2. la demande de marque de l’Union européenne no17 941 764 est rejetée dans son intégralité.
3. la demanderesse supporte les frais, fixés à 620 EUR.
MOTIFS
L’opposante a formé une opposition à l’encontre de tous les produits désignés par la demande de marque de l’Union européenne no 17 941 764 «Stella e Luna». l’opposition est fondée sur l’ enregistrement de la marque italienne no 360 459 «STELLA».L’opposante a invoqué l’article 8, paragraphe 1, point b) du RMUE.
PREUVE DE L’USAGE
Conformément à l’article 47, paragraphe 2 et (3) du RMUE, sur requête de la demanderesse, l’opposante doit apporter la preuve que, au cours des cinq années qui précèdent la date de dépôt ou, le cas échéant, la date de priorité de la marque contestée, la marque antérieure a fait l’objet d’un usage sérieux dans les territoires où elle est protégée en lien avec les produits ou les services pour lesquels elle est enregistrée et sur lesquels l’opposition est fondée, ou qu’il existe de justes motifs pour le non-usage.La marque antérieure est soumise à l’obligation d’usage si, à cette date, elle était enregistrée depuis cinq ans au moins.
En vertu de cette même disposition, à défaut d’une telle preuve, l’opposition sera rejetée.
La demanderesse a demandé que l’opposante apporte la preuve de l’ usage de la marque à laquelle l’opposition est fondée.
Décision sur l’opposition no B 3 069 676 page:2De9
La demande d’enregistrement de la marque contestée date du 10/08/2018.L’opposante était dès lors tenue de démontrer que la marque sur laquelle l’opposition est fondée a fait l’objet d’un usage sérieux en Italie de 10/08/2013 à 09/08/2018 inclus.
La demande a été présentée en temps utile et elle est recevable dans la mesure où la marque antérieure a été enregistrée plus de cinq ans avant la date pertinente mentionnée ci-dessus.
En outre, les éléments de preuve doivent démontrer l’usage de la marque pour les produits sur lesquels l’opposition est fondée, à savoir les produits suivants:
Classe 33: vins; spiritueux; liqueurs.
Conformément à l’article 10, paragraphe 3, du RDMUE, la preuve de l’usage doit contenir des indications sur le lieu, la durée, l’importance et la nature de l’usage qui a été fait de la marque antérieure pour les produits ou services pour lesquels elle est enregistrée et sur lesquels l’opposition est fondée.
Le 18/06/2019, conformément à l’article 10, paragraphe 2, du RDMUE, l’Office a donné à l’opposante jusqu’au 23/08/2019 la preuve de l’usage de la marque antérieure.Le 05/08/2019, dans le délai imparti, l’opposante a présenté des preuves de l’usage.
L’opposante ayant sollicité de garder confidentielles vis-à-vis de tiers certaines données commerciales contenues dans les preuves, la division d’opposition ne décrira les preuves qu’en termes généraux sans divulguer de telles informations.
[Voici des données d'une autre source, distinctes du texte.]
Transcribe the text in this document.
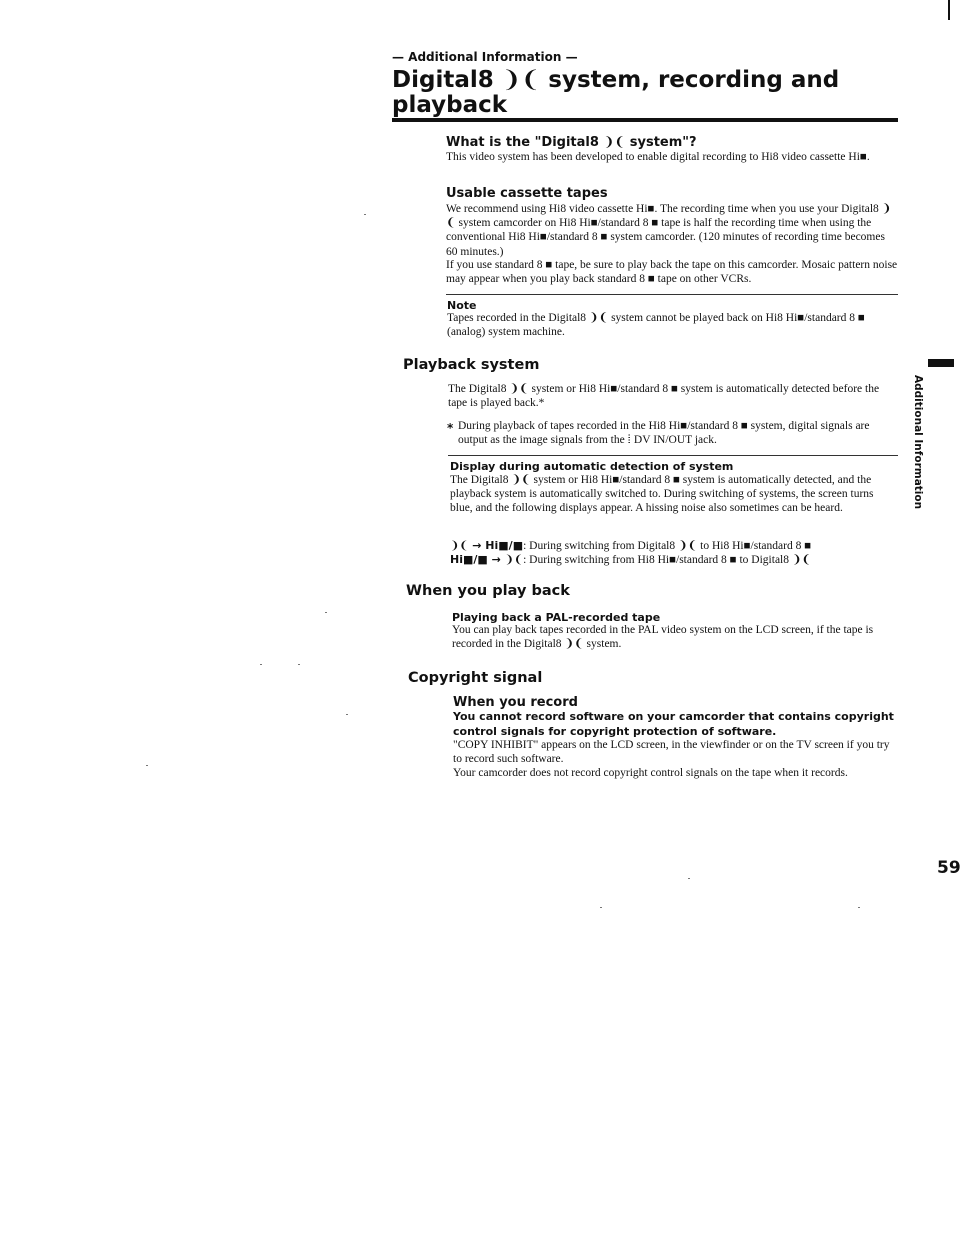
— Additional Information —
Digital8 ❩❨ system, recording and playback
What is the "Digital8 ❩❨ system"?

This video system has been developed to enable digital recording to Hi8 video cassette Hi■.

Usable cassette tapes

We recommend using Hi8 video cassette Hi■. The recording time when you use your Digital8 ❩❨ system camcorder on Hi8 Hi■/standard 8 ■ tape is half the recording time when using the conventional Hi8 Hi■/standard 8 ■ system camcorder. (120 minutes of recording time becomes 60 minutes.)

If you use standard 8 ■ tape, be sure to play back the tape on this camcorder. Mosaic pattern noise may appear when you play back standard 8 ■ tape on other VCRs.

Note

Tapes recorded in the Digital8 ❩❨ system cannot be played back on Hi8 Hi■/standard 8 ■ (analog) system machine.

Playback system

The Digital8 ❩❨ system or Hi8 Hi■/standard 8 ■ system is automatically detected before the tape is played back.*

* During playback of tapes recorded in the Hi8 Hi■/standard 8 ■ system, digital signals are output as the image signals from the ⵂ DV IN/OUT jack.

Display during automatic detection of system

The Digital8 ❩❨ system or Hi8 Hi■/standard 8 ■ system is automatically detected, and the playback system is automatically switched to. During switching of systems, the screen turns blue, and the following displays appear. A hissing noise also sometimes can be heard.

❩❨ → Hi■/■: During switching from Digital8 ❩❨ to Hi8 Hi■/standard 8 ■
Hi■/■ → ❩❨: During switching from Hi8 Hi■/standard 8 ■ to Digital8 ❩❨
When you play back
Playing back a PAL-recorded tape

You can play back tapes recorded in the PAL video system on the LCD screen, if the tape is recorded in the Digital8 ❩❨ system.

Copyright signal
When you record

You cannot record software on your camcorder that contains copyright control signals for copyright protection of software.

"COPY INHIBIT" appears on the LCD screen, in the viewfinder or on the TV screen if you try to record such software.

Your camcorder does not record copyright control signals on the tape when it records.

Additional Information
59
Les éléments de preuve à prendre en considération sont les documents suivants:
Pièce jointe 1: Un nombre important de factures est divisé par pays (Italie et Allemagne) et par année (de 2002 à 2017, adressées à l’Italie et de 2000 à 2018 en Allemagne).Les factures sont rédigées en anglais et en italien. toutefois, pour celles de langue italienne, une traduction dans la langue de procédure a été fournie pour les pièces les plus pertinentes (par exemple, desberzione prodotto:La description du produit;Tipo imballo: Emballage;Quantità: Quantité;Prezzo unitario: Prix unitaire;Importo Netto: Montant net;Etc.).Ces documents indiquent le nom de l’opposante sur l’en- tête et font référence à des vins mousseux sous la marque «STELLA».Les produits objet des ventes sont indiqués dans la rubrique «description du produit», telle que VINO SPUM/Spumante BIANCO DOLCE STELLA: «vin de doux doux STELLA».Les produits de l’opposante sont identifiés par des désignations telles que «Asti D.O.C.G. DOLCE B STELLA».Il convient notamment de noter que l’expression «Asti D.O.C.G. DOLCE» correspond au texte (y compris une abréviation) lisible sur l’étiquette soumise comme annexe 2: «Asti denominazione d’origine controllata e Garantita Dolce».Les factures sont émises à des distributeurs en Italie et en Allemagne et font référence à des montants importants de produits de l’opposante dans chaque facture (des centaines et des milliers d’unités par facture).
pièce jointe 2: Des photos des étiquettes sur les vins effervescents pour l’opposant (avant et arrière); Les étiquettes comprennent différentes indications, parmi lesquelles la marque «STELLA» est clairement visible en
Décision sur l’opposition no B 3 069 676 page:3De9
caractères de couleur bleue de grande taille .D’autres indications sont «Asti» en rouge, en haut de l’étiquette, en dessous de celle-ci «denominazione d’origine controllata e garantita» et «PRODOTTO IN ITALIA».
pièce jointe 3: Un document provenant de l’opposante, indiquant le volume de ventes de bouteilles de vin mousseux STELLA vendues en Allemagne au cours de la période 2012-2017 et les chiffres d’affaires correspondants; Selon ce document, un nombre de bouteilles remarquable a été vendu en Allemagne au cours de cette période, pour un chiffre d’affaires total important.
pièce jointe 4:Un document provenant de l’opposante et contenant des volumes de vente élevés et des chiffres d’affaires importants liés à la vente à des clients italiens, au cours de la période 2014-2017, de vins mousseux sous la marque «STELLA».
pièce jointe 5: Une déclaration signée le 04/05/2018 par un distributeur des produits de l’opposante en Allemagne, selon laquelle elle commercialisait les vins de l’opposante sous la marque «STELLA» depuis 1986.
La plupart des preuves d’usage sont datées dans la période pertinente. Les factures montrent clairement que le lieu de l’usage est, entre autres, l’Italie. Cela peut être déduit de la devise indiquée (Euro) et de certaines adresses situées en Italie. Les factures et le document contenant les chiffres de vente relatifs à l’Italie fournissent suffisamment d’informations concernant le volume commercial, la durée de la période et la fréquence de l’usage. Ces éléments prouvent que des quantités importantes de vin mousseux sont régulièrement produites par l’opposante et vendues sur le marché italien; L’opposante a en outre montré qu’elle exporte ses produits en dehors du pays concerné, comme le montrent les factures et chiffres de vente et la déclaration de la distributeur sur la totalité de l’Allemagne.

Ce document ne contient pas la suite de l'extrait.